Bon, enfin bref, je n’étais pas rassurée, mais pas rassurée du tout.
Alors je l’ai bouclé et j’ai cavalé derrière eux pour rester à leur hauteur.

Nous ne nous engueulions pas souvent, quand j’y songe.
Je peine à retrouver le souvenir de quelques rares bagarres. Il y en eut. Et des clashs aussi. Mais pas tant, finalement.
Bien sûr, le coup du fer à repasser traversant la pièce en vol plané, je le raconterai. Des années après je l’avais rebaptisé fer à repasser du bon côté de la vie. En l’occurence, au vu des circonstances, ça avait du sens.
Jamais-jamais nous ne restions fâchés plus d’une demi-journée. Oh, et encore, quand je dis une demi-journée, parfois même cinq minutes suffisaient. Un clin d’œil entendu, sourcil levé, la narine en mouvement, et hop, c’était reparti pour les fous rires. Forcément.
Enfin, sauf à la fin.
Forcément.
Mais c’est une autre histoire, toute notre histoire en fait.

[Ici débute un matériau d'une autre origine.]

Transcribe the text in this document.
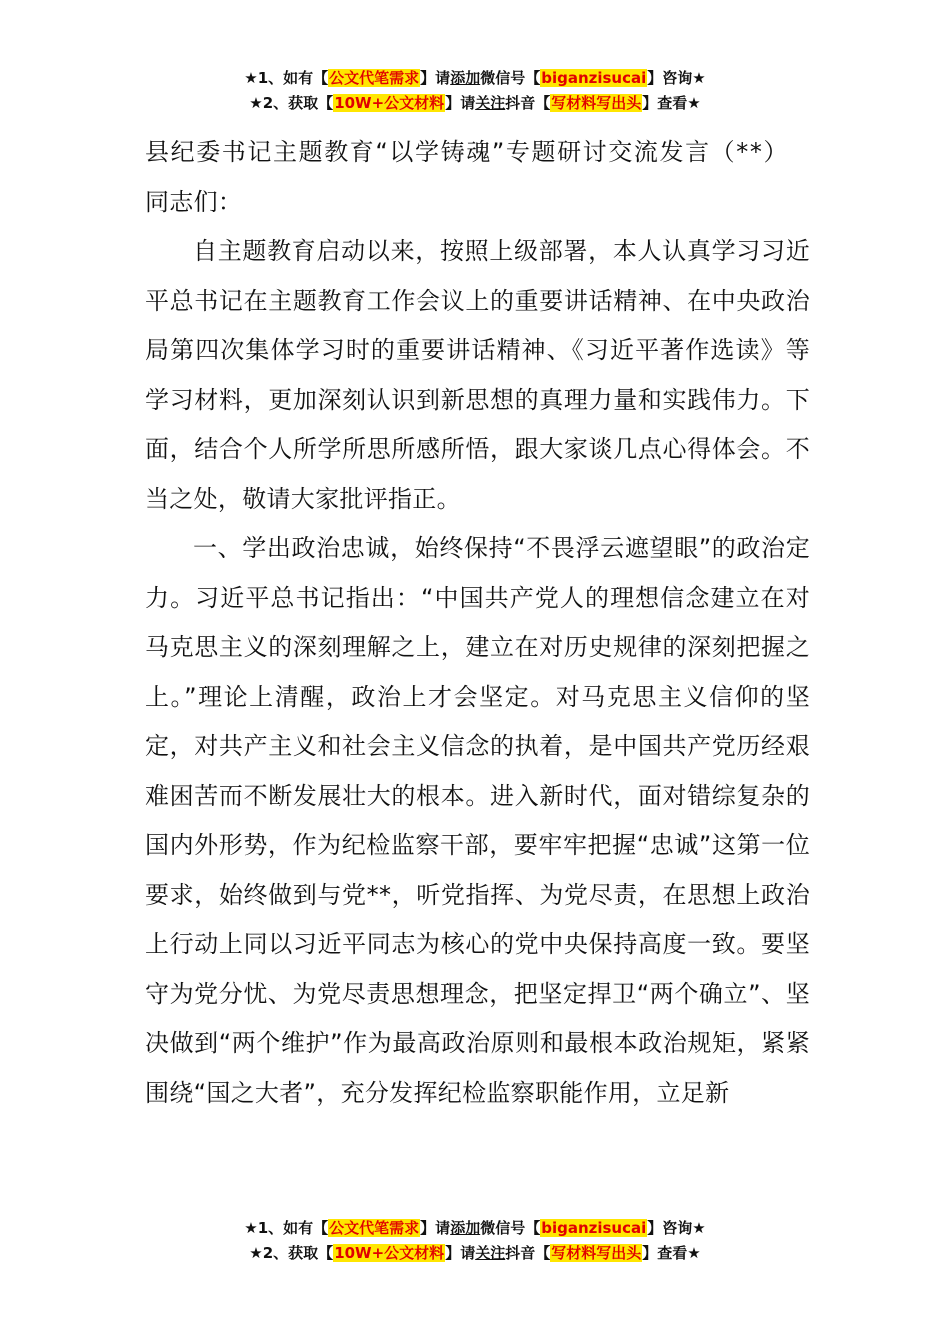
★1、如有【公文代笔需求】请添加微信号【biganzisucai】咨询★
★2、获取【10W+公文材料】请关注抖音【写材料写出头】查看★

县纪委书记主题教育“以学铸魂”专题研讨交流发言（**）

同志们：

自主题教育启动以来，按照上级部署，本人认真学习习近平总书记在主题教育工作会议上的重要讲话精神、在中央政治局第四次集体学习时的重要讲话精神、《习近平著作选读》等学习材料，更加深刻认识到新思想的真理力量和实践伟力。下面，结合个人所学所思所感所悟，跟大家谈几点心得体会。不当之处，敬请大家批评指正。

一、学出政治忠诚，始终保持“不畏浮云遮望眼”的政治定力。习近平总书记指出：“中国共产党人的理想信念建立在对马克思主义的深刻理解之上，建立在对历史规律的深刻把握之上。”理论上清醒，政治上才会坚定。对马克思主义信仰的坚定，对共产主义和社会主义信念的执着，是中国共产党历经艰难困苦而不断发展壮大的根本。进入新时代，面对错综复杂的国内外形势，作为纪检监察干部，要牢牢把握“忠诚”这第一位要求，始终做到与党**，听党指挥、为党尽责，在思想上政治上行动上同以习近平同志为核心的党中央保持高度一致。要坚守为党分忧、为党尽责思想理念，把坚定捍卫“两个确立”、坚决做到“两个维护”作为最高政治原则和最根本政治规矩，紧紧围绕“国之大者”，充分发挥纪检监察职能作用，立足新

★1、如有【公文代笔需求】请添加微信号【biganzisucai】咨询★
★2、获取【10W+公文材料】请关注抖音【写材料写出头】查看★
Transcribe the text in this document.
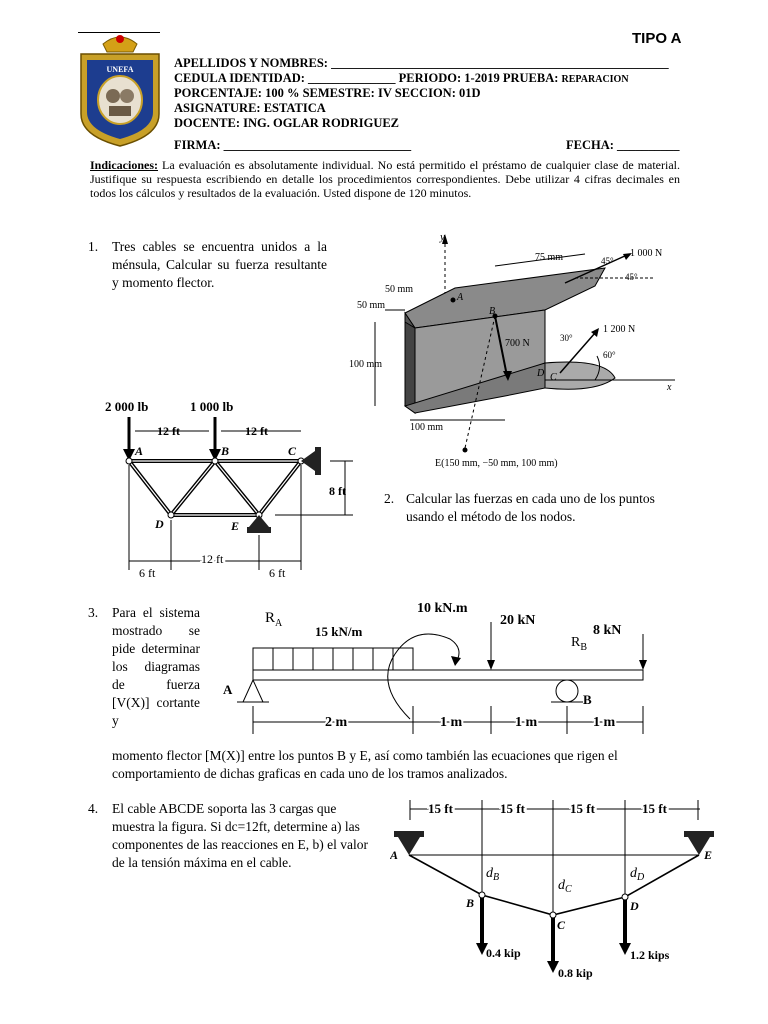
TIPO A
UNEFA	APELLIDOS Y NOMBRES: ______________________________________________________
CEDULA IDENTIDAD: ______________ PERIODO: 1-2019 PRUEBA: REPARACION
PORCENTAJE: 100 % SEMESTRE: IV SECCION: 01D
ASIGNATURE: ESTATICA
DOCENTE: ING. OGLAR RODRIGUEZ
FIRMA: ______________________________	FECHA: __________
Indicaciones: La evaluación es absolutamente individual. No está permitido el préstamo de cualquier clase de material. Justifique su respuesta escribiendo en detalle los procedimientos correspondientes. Debe utilizar 4 cifras decimales en todos los cálculos y resultados de la evaluación. Usted dispone de 120 minutos.
1. Tres cables se encuentra unidos a la ménsula, Calcular su fuerza resultante y momento flector.
y
x
75 mm	1 000 N
45°
45°
50 mm
50 mm
A
B
700 N
1 200 N
30°
60°
100 mm
D C
100 mm
E(150 mm, −50 mm, 100 mm)
2 000 lb	1 000 lb
12 ft	12 ft
A	B	C
D	E
8 ft
6 ft
12 ft
6 ft
2. Calcular las fuerzas en cada uno de los puntos usando el método de los nodos.
3. Para el sistema mostrado se pide determinar los diagramas de fuerza [V(X)] cortante y
momento flector [M(X)] entre los puntos B y E, así como también las ecuaciones que rigen el comportamiento de dichas graficas en cada uno de los tramos analizados.
$R_A$
15 kN/m
10 kN.m
20 kN
$R_B$
8 kN
A
B
2 m	1 m	1 m	1 m
4. El cable ABCDE soporta las 3 cargas que muestra la figura. Si dc=12ft, determine a) las componentes de las reacciones en E, b) el valor de la tensión máxima en el cable.
15 ft	15 ft	15 ft	15 ft
A	E
B
C
D
$d_B$
$d_C$
$d_D$
0.4 kip
0.8 kip
1.2 kips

Nous préférions de beaucoup nous marrer.
Et pour rigoler, oh pour rigoler, ça on peut le dire, on rigolait bien.
Forcément.

Des années plus tôt – c’était sans Robin qui ne nous rejoindrait que bien, bien après – en impro sur le sable du banc d’Arguin, avec Olive et Cri, et Guillemette évidemment, on se la jouait Laurence d’Arabie.
Peut-être était-ce une autre référence cinématographique.
Je ne sais plus.
Toujours des histoires de désert, quoi qu’il en soit, de pauvres hères abandonnés derrière soi…

— Nooon, nooon, je ne saurais z’avancer plus loin. Aaaargh, je me meurs, je ne pppppuis faire un pas de plus…

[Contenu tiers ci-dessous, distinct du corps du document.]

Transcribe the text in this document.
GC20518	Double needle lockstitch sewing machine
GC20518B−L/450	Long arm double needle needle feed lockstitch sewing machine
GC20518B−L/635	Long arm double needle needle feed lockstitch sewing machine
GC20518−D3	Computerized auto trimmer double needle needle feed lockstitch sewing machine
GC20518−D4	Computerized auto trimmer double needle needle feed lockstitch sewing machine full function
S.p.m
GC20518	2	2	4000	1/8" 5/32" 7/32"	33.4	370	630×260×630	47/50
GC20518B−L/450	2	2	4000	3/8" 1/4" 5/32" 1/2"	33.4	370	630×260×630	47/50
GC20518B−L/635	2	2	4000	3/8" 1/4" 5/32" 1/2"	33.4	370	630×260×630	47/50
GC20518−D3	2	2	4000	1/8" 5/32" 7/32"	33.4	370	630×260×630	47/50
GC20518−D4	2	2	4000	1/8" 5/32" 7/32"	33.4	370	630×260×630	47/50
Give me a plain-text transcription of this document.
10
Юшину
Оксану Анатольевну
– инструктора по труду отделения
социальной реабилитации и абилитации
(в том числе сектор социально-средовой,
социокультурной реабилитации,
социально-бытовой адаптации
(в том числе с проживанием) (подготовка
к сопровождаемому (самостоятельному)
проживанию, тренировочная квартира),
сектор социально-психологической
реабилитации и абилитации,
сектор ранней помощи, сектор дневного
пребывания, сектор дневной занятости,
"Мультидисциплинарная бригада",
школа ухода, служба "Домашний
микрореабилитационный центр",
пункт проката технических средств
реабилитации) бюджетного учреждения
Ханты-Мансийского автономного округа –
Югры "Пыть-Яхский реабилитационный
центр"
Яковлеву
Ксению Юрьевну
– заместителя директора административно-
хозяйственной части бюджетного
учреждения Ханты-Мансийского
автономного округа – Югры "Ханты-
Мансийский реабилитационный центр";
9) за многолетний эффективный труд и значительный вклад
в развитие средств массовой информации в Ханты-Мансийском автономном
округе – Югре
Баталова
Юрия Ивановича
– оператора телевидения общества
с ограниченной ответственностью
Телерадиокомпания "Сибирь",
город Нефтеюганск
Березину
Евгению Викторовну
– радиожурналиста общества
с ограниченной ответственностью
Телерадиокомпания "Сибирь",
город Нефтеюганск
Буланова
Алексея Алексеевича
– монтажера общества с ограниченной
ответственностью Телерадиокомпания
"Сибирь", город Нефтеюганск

Puis c’était au tour du suivant de s’étaler de tout son long dans le sable brûlant, les bras en croix, et de hoqueter :

— Laissez-moi, mes amis, continuez sans moi, je vous en conjure, je n’en pppppuis plus.

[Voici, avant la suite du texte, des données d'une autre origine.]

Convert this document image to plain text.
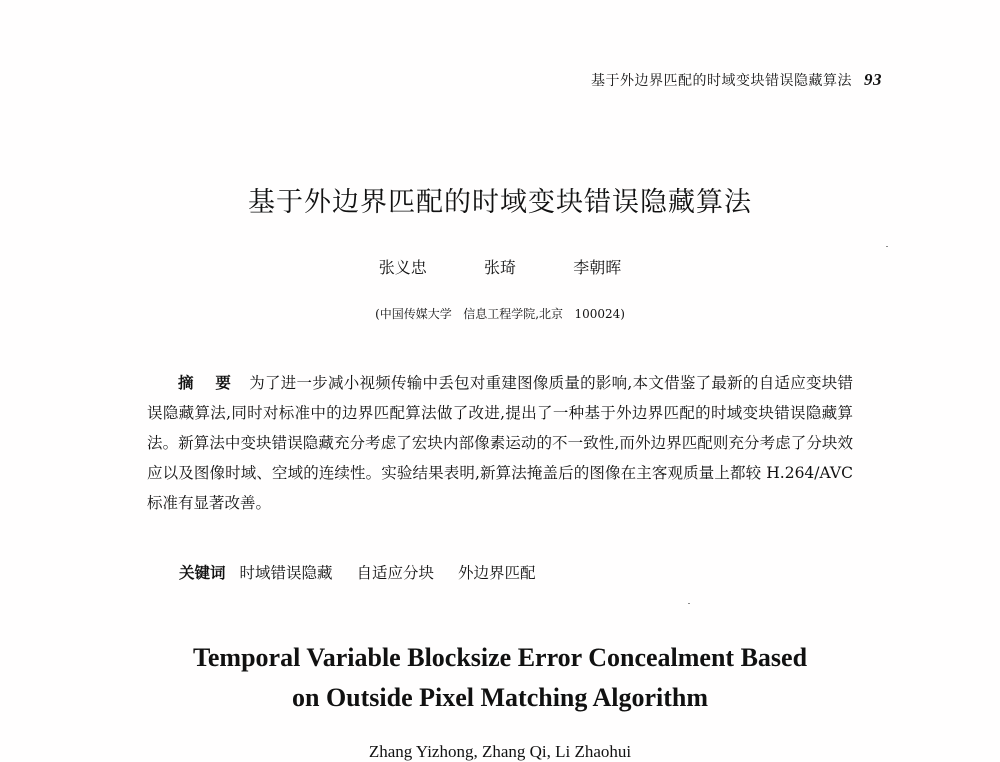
基于外边界匹配的时域变块错误隐藏算法 93
基于外边界匹配的时域变块错误隐藏算法
张义忠   张琦   李朝晖
(中国传媒大学   信息工程学院,北京   100024)

摘 要 为了进一步减小视频传输中丢包对重建图像质量的影响,本文借鉴了最新的自适应变块错误隐藏算法,同时对标准中的边界匹配算法做了改进,提出了一种基于外边界匹配的时域变块错误隐藏算法。新算法中变块错误隐藏充分考虑了宏块内部像素运动的不一致性,而外边界匹配则充分考虑了分块效应以及图像时域、空域的连续性。实验结果表明,新算法掩盖后的图像在主客观质量上都较 H.264/AVC 标准有显著改善。

关键词 时域错误隐藏 自适应分块 外边界匹配
Temporal Variable Blocksize Error Concealment Based
on Outside Pixel Matching Algorithm
Zhang Yizhong, Zhang Qi, Li Zhaohui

Nous trimbalions nos épuisettes, l’air épuisé, sous le soleil exactement, et puipuisions à qui mieux-mieux. C’était à qui singerait l’agonie la plus démonstrative et la plus convaincante.
Nous trouvions cela très drôle. Follement divertissant. Évidemment.

Quant à mourir en vrai un jour ? Si nous y pensions ? Mais non, voyons.
Ou bien dans très-très longtemps, très-très vieux, dans notre sommeil.
Comme tout le monde, quoi.

Nous étions jeunes.
Je le suis nettement moins aujourd’hui.
Les rangs se sont singulièrement éclaircis.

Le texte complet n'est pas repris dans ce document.